Ellie Shay never ceases to be amazed at the things that show up in the Salt Lake post office lost and found department.

Through the years, Shay, a claims and inquiries clerk at 1760 W. 21st South, has had bank bags containing as much as $300,000 in cash come into her office."I've had checks for $50,000, all denominations of bills and pounds of coins."

She has also had to scurry from loose bees, a room full of crickets and even a wild lizard.

"Most of the things turned into my office are so lost that they never will be found by their owners. These include items that were improperly mailed or addressed or which have fallen out of envelopes, bags, boxes and cans and have no addresses attached to them.

"Eventually, lost items worth $5 or more are sent to the Dead Parcel Department in San Francisco, Calif., where they are sold. Items worth less than that are generally thrown away or given away to charity," she said.

By the end of the month, when she cleans house, her office shelves are usually stacked with such things as tires, photographs, coins, candy, camera film, keys, video cassettes, dolls, shoes, clothing of all kinds, radios, television sets, books, tools and many items difficult to identify - such as a set of 3-foot-tall metal rings whose use remains a mystery.

Shay said the Salt Palace bank deposit bag filled with money was deposited in a post office box about three or four years ago by mistake. "We figured out right away where the money had come from and we returned it promptly.

"We were able to round up most of the loose bees and get rid of them, but the crickets are a different story. They came from a poorly packaged container and when the whole mess was brought to our office we thought the crickets were dead. At least they weren't moving, so we put them on a storage shelf for awhile, as we do all lost items, to see if anybody would claim them.

"The crickets must have only been dormant or sleeping since once inside our warm office they came to life. When I came to work the next day the whole office was alive with them. We had a terrible job getting rid of them. We found crickets for days."

One of the strangest items to be lost and not found was a complete adult size bear suit, including the bear's head. "I don't like to say so, but we even get lost blood samples and urine samples in here. Ugh. Gimme a break!"

She said people who mail diamond rings, coins or other metal items in a paper envelope are asking for trouble. "The Post Office uses automated sorting equipment and while most thick or bulging letters are weeded out of the system before they go into the automated equipment, letters with rings or coins sometimes get into the machinery and rings are crushed, stones or entire rings lost and our machinery damaged."

She said rings and other valuables should be properly packaged in boxes or specially padded mailing envelopes.
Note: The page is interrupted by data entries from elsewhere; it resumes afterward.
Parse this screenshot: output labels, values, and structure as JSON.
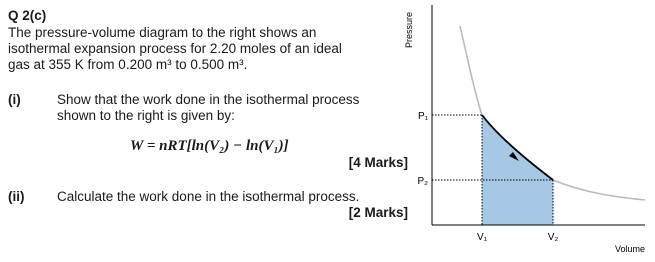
{
  "question": {
    "number": "Q 2(c)",
    "intro": [
      "The pressure-volume diagram to the right shows an",
      "isothermal expansion process for 2.20 moles of an ideal",
      "gas at 355 K from 0.200 m³ to 0.500 m³."
    ]
  },
  "parts": [
    {
      "label": "(i)",
      "text": [
        "Show that the work done in the isothermal process",
        "shown to the right is given by:"
      ],
      "formula": "W = nRT[ln(V₂) − ln(V₁)]",
      "marks": "[4 Marks]"
    },
    {
      "label": "(ii)",
      "text": [
        "Calculate the work done in the isothermal process."
      ],
      "marks": "[2 Marks]"
    }
  ],
  "diagram": {
    "y_axis_label": "Pressure",
    "x_axis_label": "Volume",
    "p1": "P₁",
    "p2": "P₂",
    "v1": "V₁",
    "v2": "V₂"
  }
}
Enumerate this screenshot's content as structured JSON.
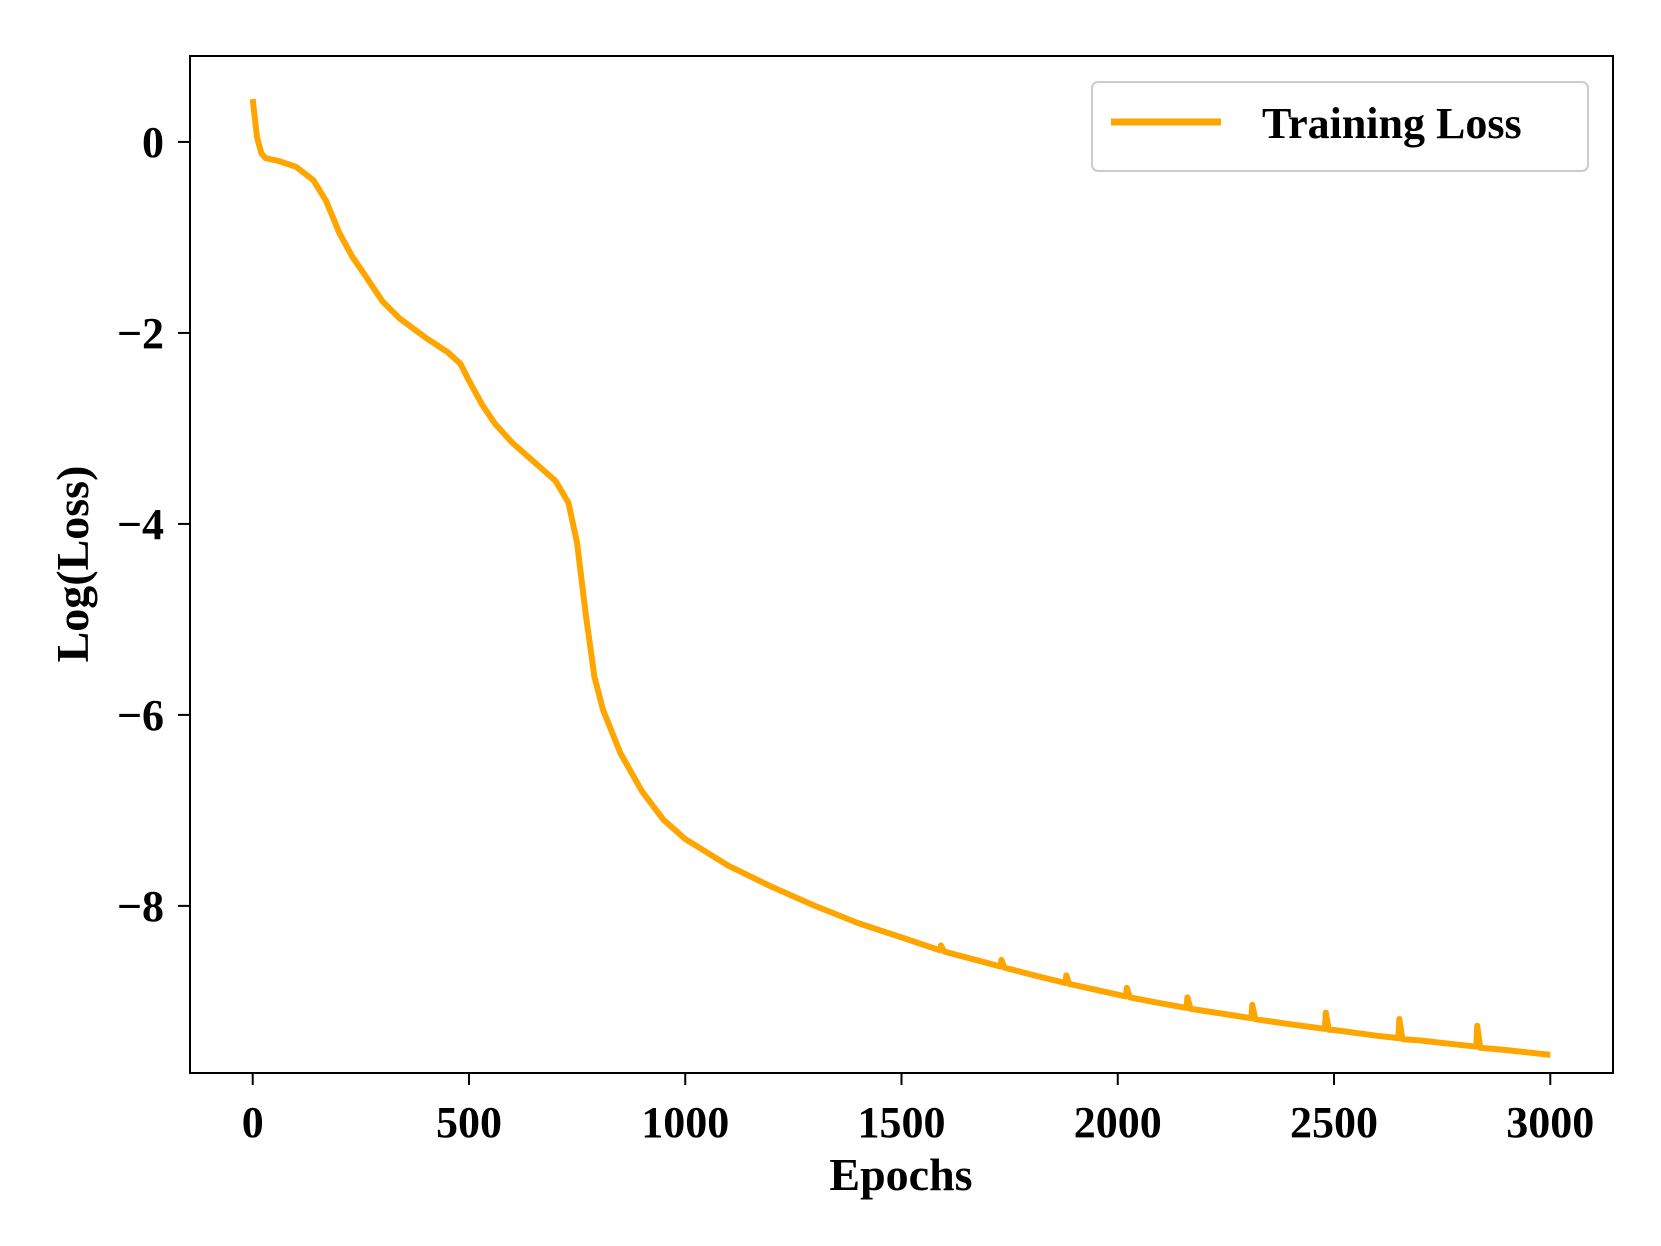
{
  "chart_data": {
    "type": "line",
    "title": "",
    "xlabel": "Epochs",
    "ylabel": "Log(Loss)",
    "xlim": [
      -145,
      3145
    ],
    "ylim": [
      -9.75,
      0.9
    ],
    "xticks": [
      0,
      500,
      1000,
      1500,
      2000,
      2500,
      3000
    ],
    "xtick_labels": [
      "0",
      "500",
      "1000",
      "1500",
      "2000",
      "2500",
      "3000"
    ],
    "yticks": [
      0,
      -2,
      -4,
      -6,
      -8
    ],
    "ytick_labels": [
      "0",
      "−2",
      "−4",
      "−6",
      "−8"
    ],
    "grid": false,
    "legend": {
      "position": "upper-right",
      "entries": [
        "Training Loss"
      ]
    },
    "series": [
      {
        "name": "Training Loss",
        "color": "#FFA500",
        "x": [
          0,
          10,
          20,
          30,
          60,
          100,
          140,
          170,
          200,
          230,
          260,
          300,
          340,
          400,
          450,
          480,
          500,
          530,
          560,
          600,
          650,
          700,
          730,
          750,
          770,
          790,
          810,
          850,
          900,
          950,
          1000,
          1100,
          1200,
          1300,
          1400,
          1500,
          1600,
          1700,
          1800,
          1900,
          2000,
          2100,
          2200,
          2300,
          2400,
          2500,
          2600,
          2700,
          2800,
          2900,
          3000
        ],
        "y": [
          0.45,
          0.05,
          -0.12,
          -0.17,
          -0.2,
          -0.26,
          -0.4,
          -0.62,
          -0.95,
          -1.2,
          -1.4,
          -1.67,
          -1.85,
          -2.05,
          -2.2,
          -2.32,
          -2.5,
          -2.75,
          -2.95,
          -3.15,
          -3.35,
          -3.55,
          -3.78,
          -4.2,
          -4.95,
          -5.6,
          -5.95,
          -6.4,
          -6.8,
          -7.1,
          -7.3,
          -7.58,
          -7.8,
          -8.0,
          -8.18,
          -8.33,
          -8.48,
          -8.6,
          -8.72,
          -8.83,
          -8.93,
          -9.02,
          -9.1,
          -9.17,
          -9.24,
          -9.3,
          -9.36,
          -9.41,
          -9.46,
          -9.51,
          -9.56
        ],
        "spikes": [
          {
            "x": 1590,
            "height": 0.05
          },
          {
            "x": 1730,
            "height": 0.07
          },
          {
            "x": 1880,
            "height": 0.08
          },
          {
            "x": 2020,
            "height": 0.09
          },
          {
            "x": 2160,
            "height": 0.11
          },
          {
            "x": 2310,
            "height": 0.14
          },
          {
            "x": 2480,
            "height": 0.17
          },
          {
            "x": 2650,
            "height": 0.2
          },
          {
            "x": 2830,
            "height": 0.22
          }
        ]
      }
    ]
  },
  "colors": {
    "line": "#FFA500",
    "axes": "#000000",
    "legend_border": "#cccccc"
  }
}
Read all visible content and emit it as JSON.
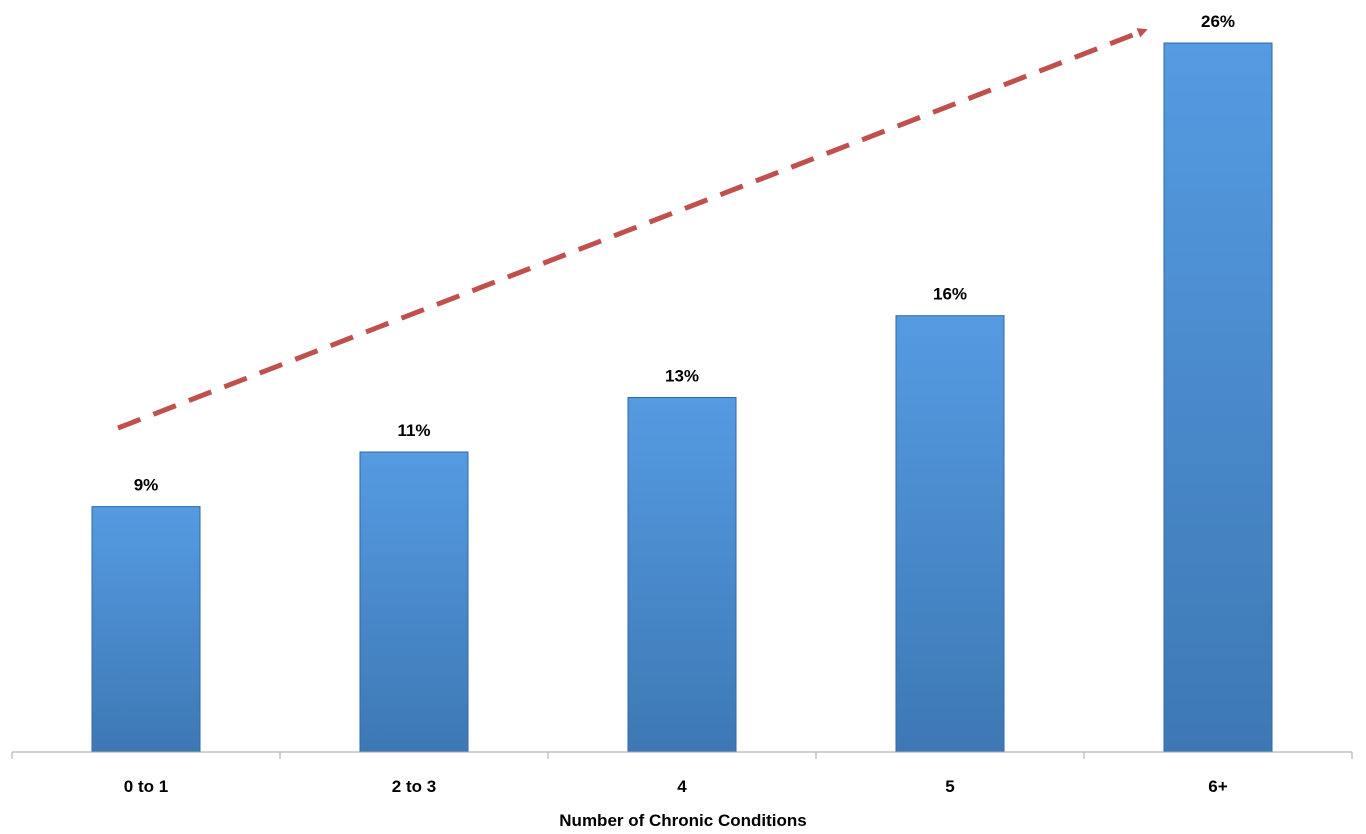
{
  "chart_data": {
    "type": "bar",
    "categories": [
      "0 to 1",
      "2 to 3",
      "4",
      "5",
      "6+"
    ],
    "values": [
      9,
      11,
      13,
      16,
      26
    ],
    "data_labels": [
      "9%",
      "11%",
      "13%",
      "16%",
      "26%"
    ],
    "title": "",
    "xlabel": "Number of Chronic Conditions",
    "ylabel": "",
    "ylim": [
      0,
      26
    ],
    "grid": false,
    "legend": "none",
    "annotation": "dashed-trend-arrow",
    "colors": {
      "bar_top": "#559be2",
      "bar_bottom": "#3d78b4",
      "bar_edge": "#2e6aa6",
      "arrow": "#c0504d",
      "axis": "#a6a6a6",
      "text": "#000000"
    }
  }
}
All packages should be correctly addressed and contain a return address. "You would be surprised how many packages are mailed without any address at all."

If there is any reason to believe an item might fall out of a package, the item should be marked or tagged with an address, Shay said.

Sometimes items that have not been mailed show up in the Post Office lost and found department, Shay said.

"People often find wallets or keys or identification badges on the street or in a store or movie and they put them in a post office box, figuring, I guess, that the post office knows everything.

"If a key isn't marked we are stumped, unless somebody comes in and claims it. We try to find the owners of driver's licenses and other identification, but if they have moved and not left a forwarding address we are at a loss."

She likes her job, she said, but added that she is usually up to her neck in paperwork - and lost items. "Sometimes I feel like Sam Spade or Ellery Queen."